Best of all, it runs the mini-apps we all suspect will prove more satisfying than the monolithic software we’ve been saddled with for years. So instead of buying one massive app that costs you $150 and frustrates the hell out of you, you buy ten smaller apps that actually do what you want at $10 a go. Many of them are very good which is why the iPhone has done so well.
The grey truth is that computers seem to me to have become stuck in a model of computing that’s barely moved on in a quarter of a century, and which exists to flog over-powered microprocessors to people to run needlessly complex operating systems running over-priced applications most ordinary mortals find opaque. What people need is simplicity but what they get is far from that.
Many companies have tried to move the model and failed to change much, see the network computer, the Linux netbook, the PDA, and even perhaps the iPhone. In trying to take computers back to basics, to tame their numbing complexity, we’ve ended up with something dumb, compromised or just plain expensive.

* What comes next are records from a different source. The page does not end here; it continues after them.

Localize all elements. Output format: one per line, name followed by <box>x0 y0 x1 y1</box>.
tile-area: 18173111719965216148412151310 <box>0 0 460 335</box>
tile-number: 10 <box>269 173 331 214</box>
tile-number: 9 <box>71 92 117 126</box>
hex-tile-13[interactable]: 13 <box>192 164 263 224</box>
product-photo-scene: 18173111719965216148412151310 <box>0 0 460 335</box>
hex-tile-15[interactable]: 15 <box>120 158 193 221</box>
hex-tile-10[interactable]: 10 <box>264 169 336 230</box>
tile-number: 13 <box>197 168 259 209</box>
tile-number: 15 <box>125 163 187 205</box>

To me, the iPad’s genius is that it is part computer, part display device where previous challenges have tended to be one or the other. Media players are just media players but cost the same as an iPad. Netbooks run boring applications and Windows and have become steadily more expensive over time. The iPad, meanwhile, has a simple interface and doesn’t demand much of the user.
Some people want it to multi-task, others to include an HDMI socket. I’d be happy with a USB, but by the time that turns up on version 2.0 we’ll have a better idea whether my enthusiasm for this over-sized iPhone box of tricks is shared by the rest of the world.